For decades, GSCs were studied in adult GBM, providing novel insight into GSC biology that continuously requires further understanding. The study of GSCs was later translated to pHGG, and warrants specific interest. Although the knowledge about their characterization and function is still incomplete, functional and in situ evidence about GSC presence in pHGG is increasingly brought to light. Proteins were identified in pHGG cells as important players in the retention of a stemness state, proliferation, and resistance to therapy. Several studies also show that pediatric GSCs recapitulate the patient tumor phenotype upon xenotransplantation. Recent application of new cutting-edge technologies in pHGG allowed in-depth GSC characterization in situ, depicting a hierarchical model of pediatric GSCs in their native environment. It remains to be seen whether future studies will challenge or consolidate this model. The SVZ has been suggested as a hideout for GSCs, thanks to a peculiar environment that promotes their maintenance in a stem-like state. These findings encourage us to consider these hidden cells as possibly responsible for the origin and the recurrence in future treatment strategies, and further reflect on SVZ targeted therapy. Finally, different signaling pathways have been evidenced in pHGG, and specific targeted therapies are under evaluation.

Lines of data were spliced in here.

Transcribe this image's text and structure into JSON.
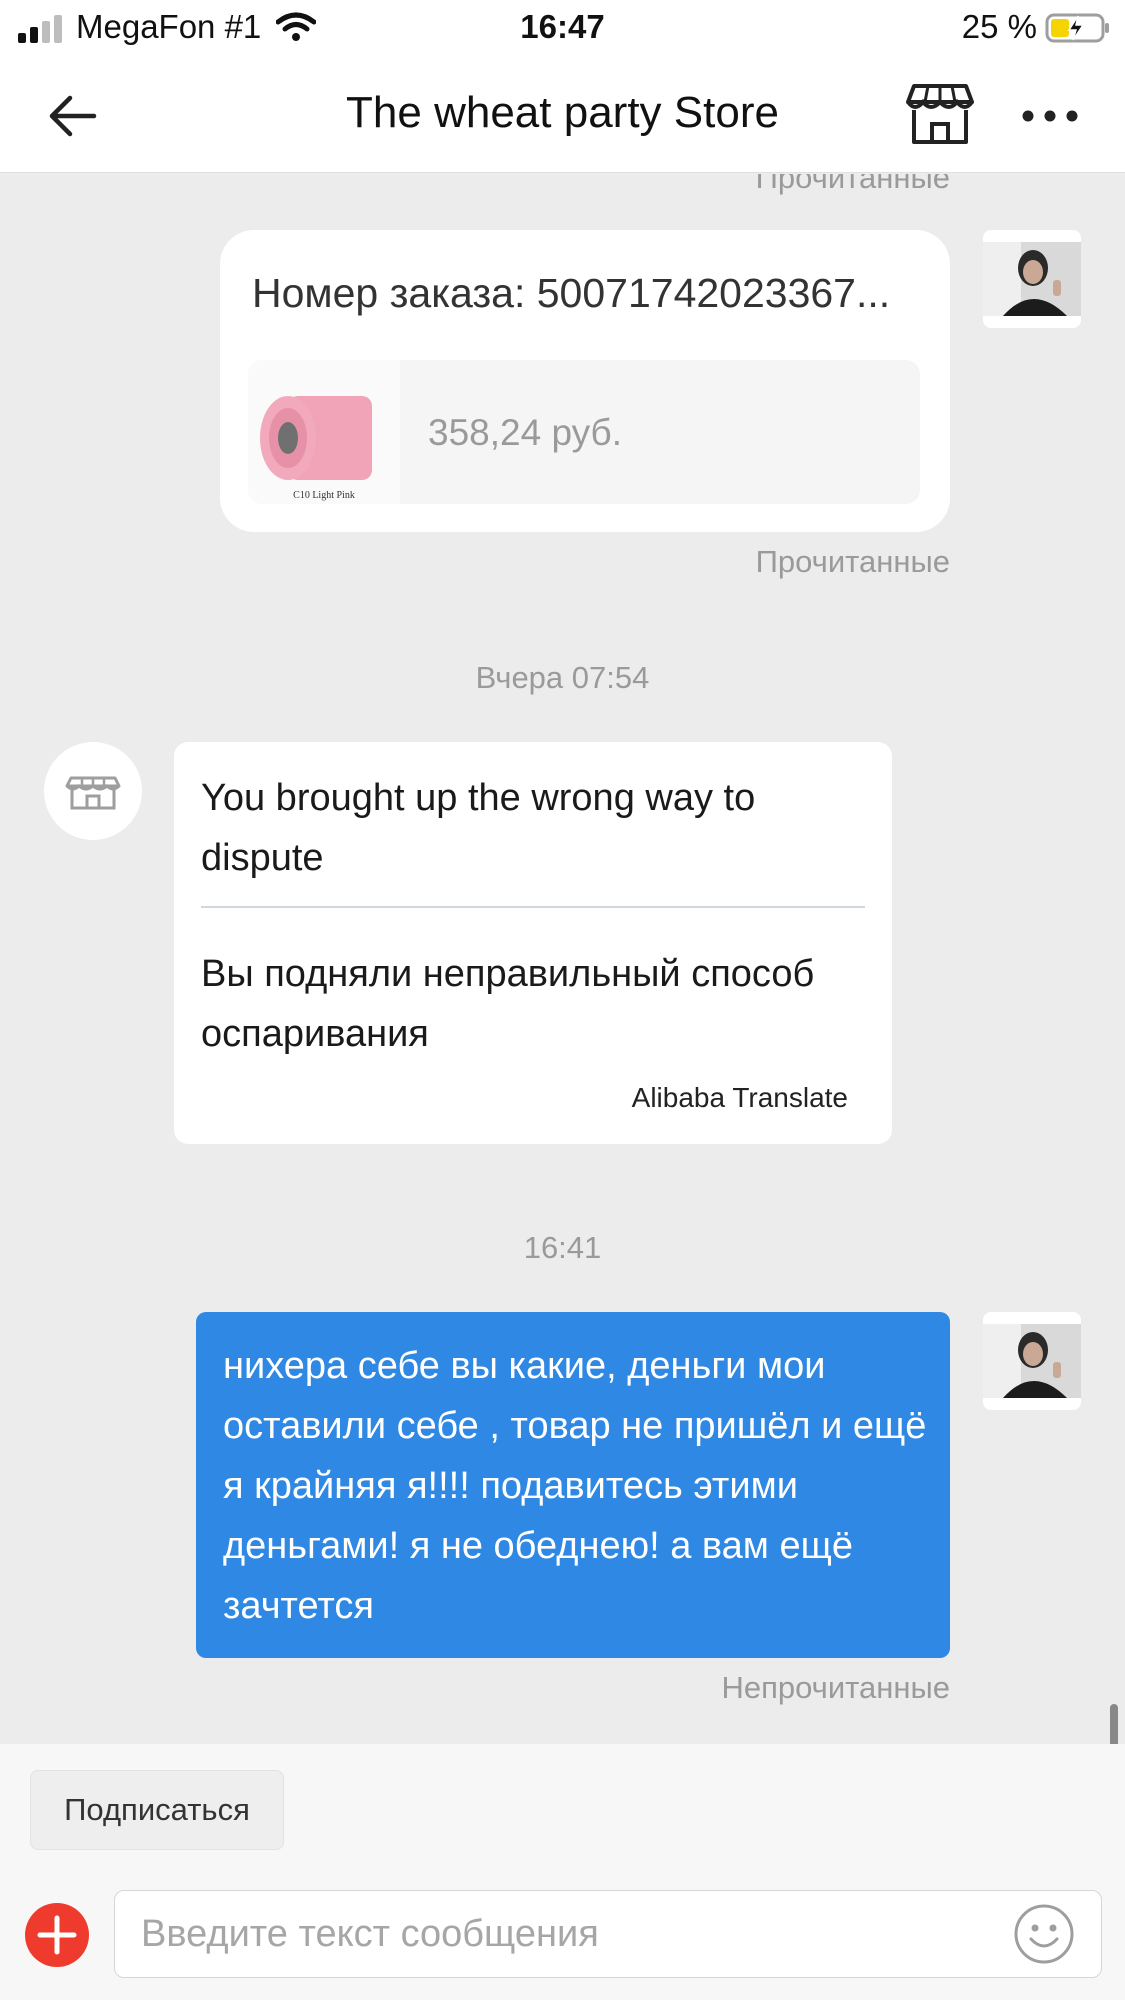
{
  "status_bar": {
    "carrier": "MegaFon #1",
    "time": "16:47",
    "battery": "25 %"
  },
  "header": {
    "title": "The wheat party Store",
    "icons": [
      "back-arrow-icon",
      "store-icon",
      "more-icon"
    ]
  },
  "chat": {
    "top_read_status": "Прочитанные",
    "order_card": {
      "order_number": "Номер заказа: 50071742023367...",
      "thumb_label": "C10 Light Pink",
      "price": "358,24 руб.",
      "read_status": "Прочитанные"
    },
    "timestamp_1": "Вчера 07:54",
    "store_message": {
      "original": "You brought up the wrong way to dispute",
      "translated": "Вы подняли неправильный способ оспаривания",
      "translate_credit": "Alibaba Translate"
    },
    "timestamp_2": "16:41",
    "user_message": {
      "text": "нихера себе вы какие, деньги мои оставили себе , товар не пришёл и ещё я крайняя я!!!! подавитесь этими деньгами! я не обеднею! а вам ещё зачтется",
      "read_status": "Непрочитанные"
    }
  },
  "bottom_bar": {
    "subscribe_label": "Подписаться",
    "input_placeholder": "Введите текст сообщения"
  },
  "colors": {
    "accent_blue": "#2f88e3",
    "add_button_red": "#ee3b2e",
    "battery_yellow": "#f5d400"
  }
}
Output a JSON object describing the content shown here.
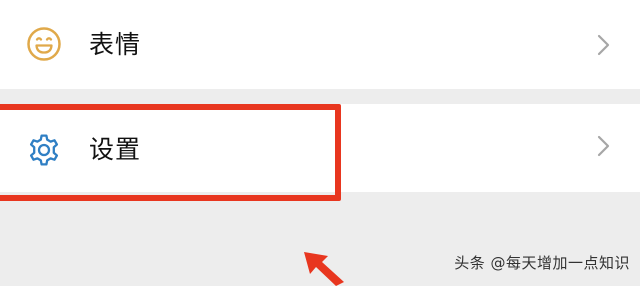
{
  "menu": {
    "items": [
      {
        "label": "表情",
        "icon": "smiley-face-icon"
      },
      {
        "label": "设置",
        "icon": "settings-gear-icon"
      }
    ]
  },
  "colors": {
    "emoji_icon": "#e0a94a",
    "settings_icon": "#2f7fc4",
    "highlight": "#e8361f",
    "chevron": "#a6a6a6"
  },
  "watermark": {
    "text": "头条 @每天增加一点知识"
  }
}
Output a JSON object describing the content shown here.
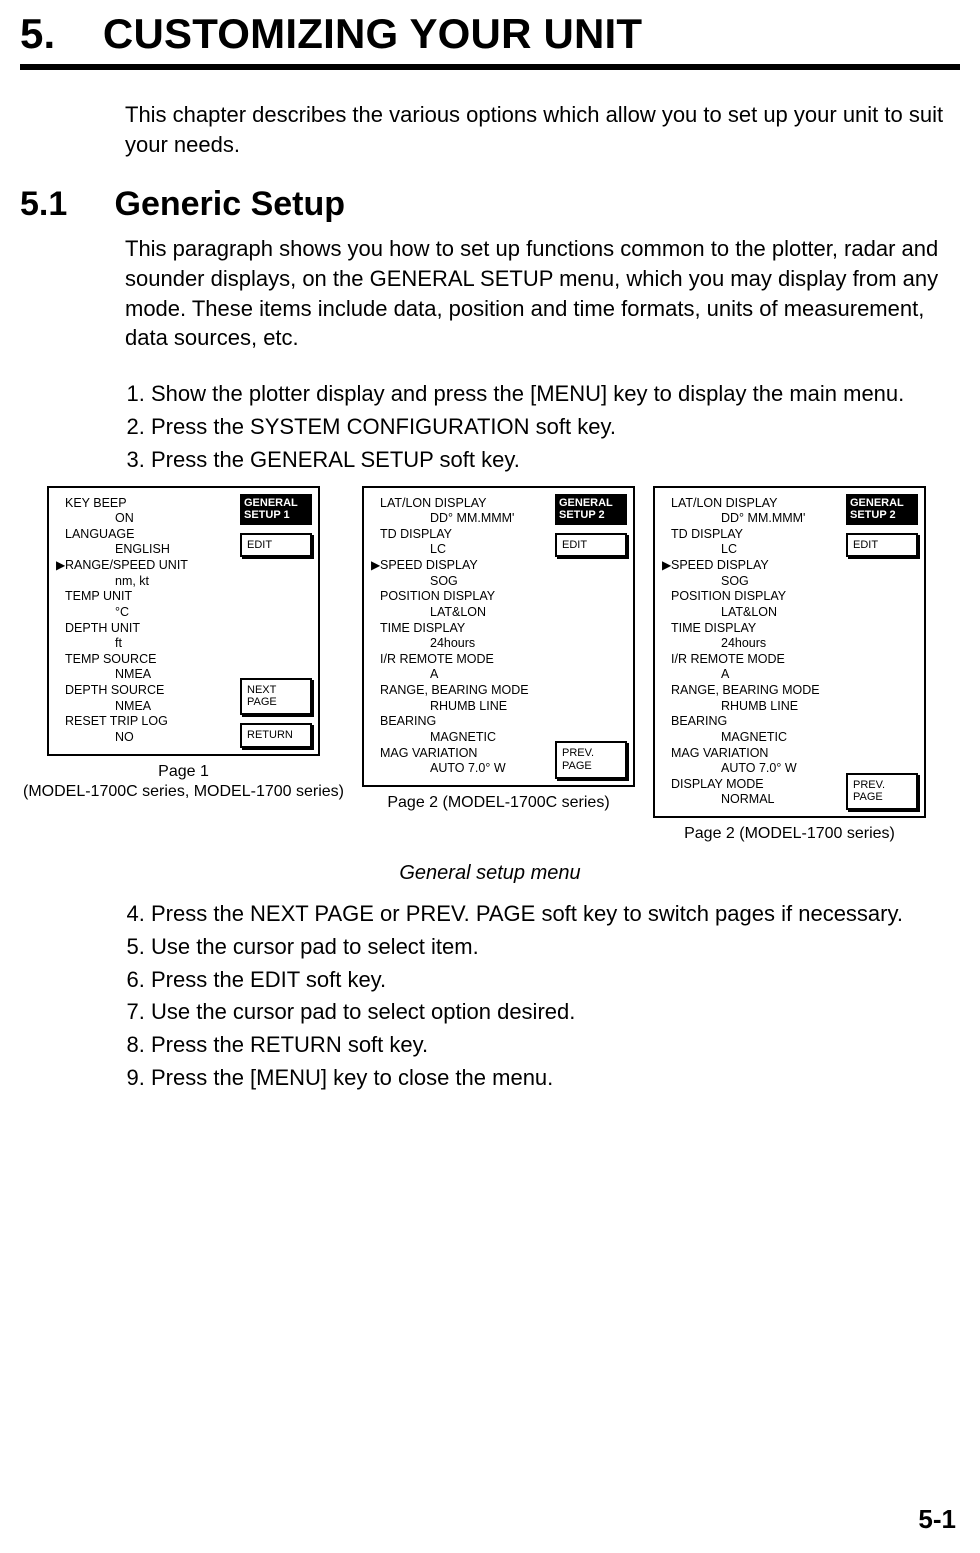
{
  "chapter_number": "5.",
  "chapter_title": "CUSTOMIZING YOUR UNIT",
  "intro_paragraph": "This chapter describes the various options which allow you to set up your unit to suit your needs.",
  "section_number": "5.1",
  "section_title": "Generic Setup",
  "section_paragraph": "This paragraph shows you how to set up functions common to the plotter, radar and sounder displays, on the GENERAL SETUP menu, which you may display from any mode. These items include data, position and time formats, units of measurement, data sources, etc.",
  "steps_a": [
    "Show the plotter display and press the [MENU] key to display the main menu.",
    "Press the SYSTEM CONFIGURATION soft key.",
    "Press the GENERAL SETUP soft key."
  ],
  "screen1": {
    "title_line1": "GENERAL",
    "title_line2": "SETUP 1",
    "edit": "EDIT",
    "next_line1": "NEXT",
    "next_line2": "PAGE",
    "return": "RETURN",
    "cursor_row": 2,
    "items": [
      {
        "label": "KEY BEEP",
        "value": "ON"
      },
      {
        "label": "LANGUAGE",
        "value": "ENGLISH"
      },
      {
        "label": "RANGE/SPEED UNIT",
        "value": "nm, kt"
      },
      {
        "label": "TEMP UNIT",
        "value": "°C"
      },
      {
        "label": "DEPTH UNIT",
        "value": "ft"
      },
      {
        "label": "TEMP SOURCE",
        "value": "NMEA"
      },
      {
        "label": "DEPTH SOURCE",
        "value": "NMEA"
      },
      {
        "label": "RESET TRIP LOG",
        "value": "NO"
      }
    ],
    "caption_line1": "Page 1",
    "caption_line2": "(MODEL-1700C series, MODEL-1700 series)"
  },
  "screen2": {
    "title_line1": "GENERAL",
    "title_line2": "SETUP 2",
    "edit": "EDIT",
    "prev_line1": "PREV.",
    "prev_line2": "PAGE",
    "cursor_row": 2,
    "items": [
      {
        "label": "LAT/LON DISPLAY",
        "value": "DD° MM.MMM'"
      },
      {
        "label": "TD DISPLAY",
        "value": "LC"
      },
      {
        "label": "SPEED DISPLAY",
        "value": "SOG"
      },
      {
        "label": "POSITION DISPLAY",
        "value": "LAT&LON"
      },
      {
        "label": "TIME DISPLAY",
        "value": "24hours"
      },
      {
        "label": "I/R REMOTE MODE",
        "value": "A"
      },
      {
        "label": "RANGE, BEARING MODE",
        "value": "RHUMB LINE"
      },
      {
        "label": "BEARING",
        "value": "MAGNETIC"
      },
      {
        "label": "MAG VARIATION",
        "value": "AUTO 7.0° W"
      }
    ],
    "caption": "Page 2 (MODEL-1700C series)"
  },
  "screen3": {
    "title_line1": "GENERAL",
    "title_line2": "SETUP 2",
    "edit": "EDIT",
    "prev_line1": "PREV.",
    "prev_line2": "PAGE",
    "cursor_row": 2,
    "items": [
      {
        "label": "LAT/LON DISPLAY",
        "value": "DD° MM.MMM'"
      },
      {
        "label": "TD DISPLAY",
        "value": "LC"
      },
      {
        "label": "SPEED DISPLAY",
        "value": "SOG"
      },
      {
        "label": "POSITION DISPLAY",
        "value": "LAT&LON"
      },
      {
        "label": "TIME DISPLAY",
        "value": "24hours"
      },
      {
        "label": "I/R REMOTE MODE",
        "value": "A"
      },
      {
        "label": "RANGE, BEARING MODE",
        "value": "RHUMB LINE"
      },
      {
        "label": "BEARING",
        "value": "MAGNETIC"
      },
      {
        "label": "MAG VARIATION",
        "value": "AUTO 7.0° W"
      },
      {
        "label": "DISPLAY MODE",
        "value": "NORMAL"
      }
    ],
    "caption": "Page 2 (MODEL-1700 series)"
  },
  "figure_caption": "General setup menu",
  "steps_b": [
    "Press the NEXT PAGE or PREV. PAGE soft key to switch pages if necessary.",
    "Use the cursor pad to select item.",
    "Press the EDIT soft key.",
    "Use the cursor pad to select option desired.",
    "Press the RETURN soft key.",
    "Press the [MENU] key to close the menu."
  ],
  "page_number": "5-1",
  "cursor_glyph": "▶"
}
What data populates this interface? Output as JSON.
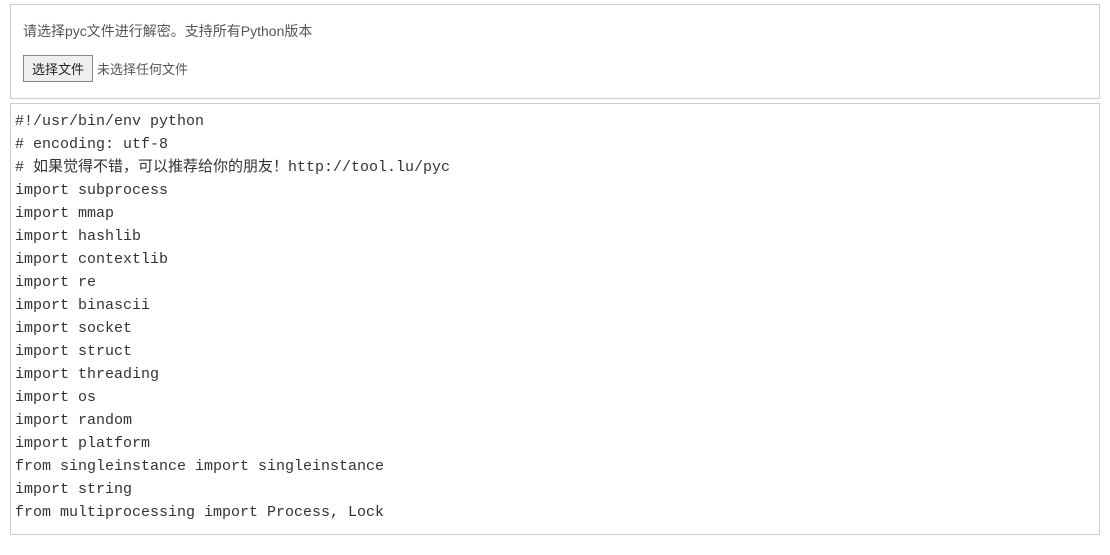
{
  "upload": {
    "instruction": "请选择pyc文件进行解密。支持所有Python版本",
    "button_label": "选择文件",
    "status_text": "未选择任何文件"
  },
  "code": {
    "lines": [
      "#!/usr/bin/env python",
      "# encoding: utf-8",
      "# 如果觉得不错，可以推荐给你的朋友！http://tool.lu/pyc",
      "import subprocess",
      "import mmap",
      "import hashlib",
      "import contextlib",
      "import re",
      "import binascii",
      "import socket",
      "import struct",
      "import threading",
      "import os",
      "import random",
      "import platform",
      "from singleinstance import singleinstance",
      "import string",
      "from multiprocessing import Process, Lock"
    ]
  }
}
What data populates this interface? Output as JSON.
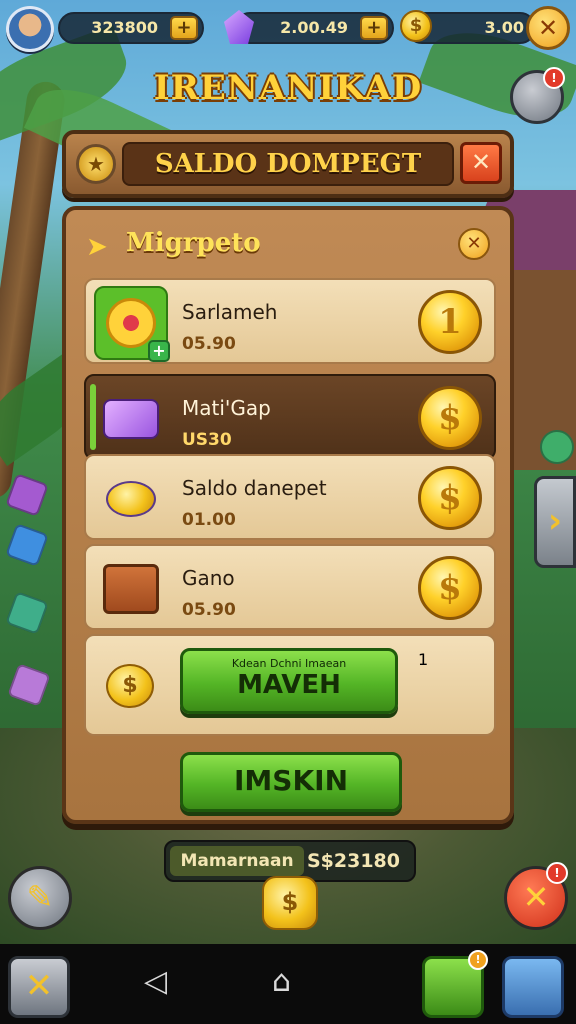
{
  "hud": {
    "coins": "323800",
    "crystals": "2.00.49",
    "gold": "3.00",
    "plus_label": "+",
    "close_label": "✕"
  },
  "game_title": "IRENANIKAD",
  "mail_badge": "!",
  "banner": {
    "title": "SALDO DOMPEGT",
    "close_label": "✕"
  },
  "panel": {
    "title": "Migrpeto",
    "close_label": "✕",
    "rows": [
      {
        "name": "Sarlameh",
        "price": "05.90",
        "coin_glyph": "1"
      },
      {
        "name": "Mati'Gap",
        "price": "US30",
        "coin_glyph": "$"
      },
      {
        "name": "Saldo danepet",
        "price": "01.00",
        "coin_glyph": "$"
      },
      {
        "name": "Gano",
        "price": "05.90",
        "coin_glyph": "$"
      }
    ],
    "offer": {
      "caption": "Kdean Dchni Imaean",
      "button_label": "MAVEH",
      "coin_glyph": "1"
    },
    "main_button_label": "IMSKIN"
  },
  "footer": {
    "left_label": "Mamarnaan",
    "right_value": "S$23180"
  },
  "bottom_right_badge": "!",
  "nav_badge": "!",
  "colors": {
    "accent_gold": "#ffd23a",
    "panel_wood": "#a8743f",
    "button_green": "#54b526",
    "close_red": "#d8421d"
  }
}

Altogether, the last years have provided an enriched understanding and remodeling of the concept of GSCs in pediatric-type tumors. In parallel, the important molecular differences that characterize pediatric (vs. adult) HGG have led to the development of novel targeted therapeutic approaches for children (e.g., epigenetic modulation or immunotherapy) (reviewed in [17]). However, the establishment of such children-oriented therapies based on GSC targeting and/or modulation is less advanced. How the recent insight on GSCs could finally translate towards the establishment of therapeutic approaches in pHGG remains to be determined.

Future perspectives will only be possible through close collaboration between the basic science and the clinics, on the one hand, and between the pediatric and the adult fields of expertise, on the other hand, while keeping in mind the specificities of pHGG occurring in infancy and childhood.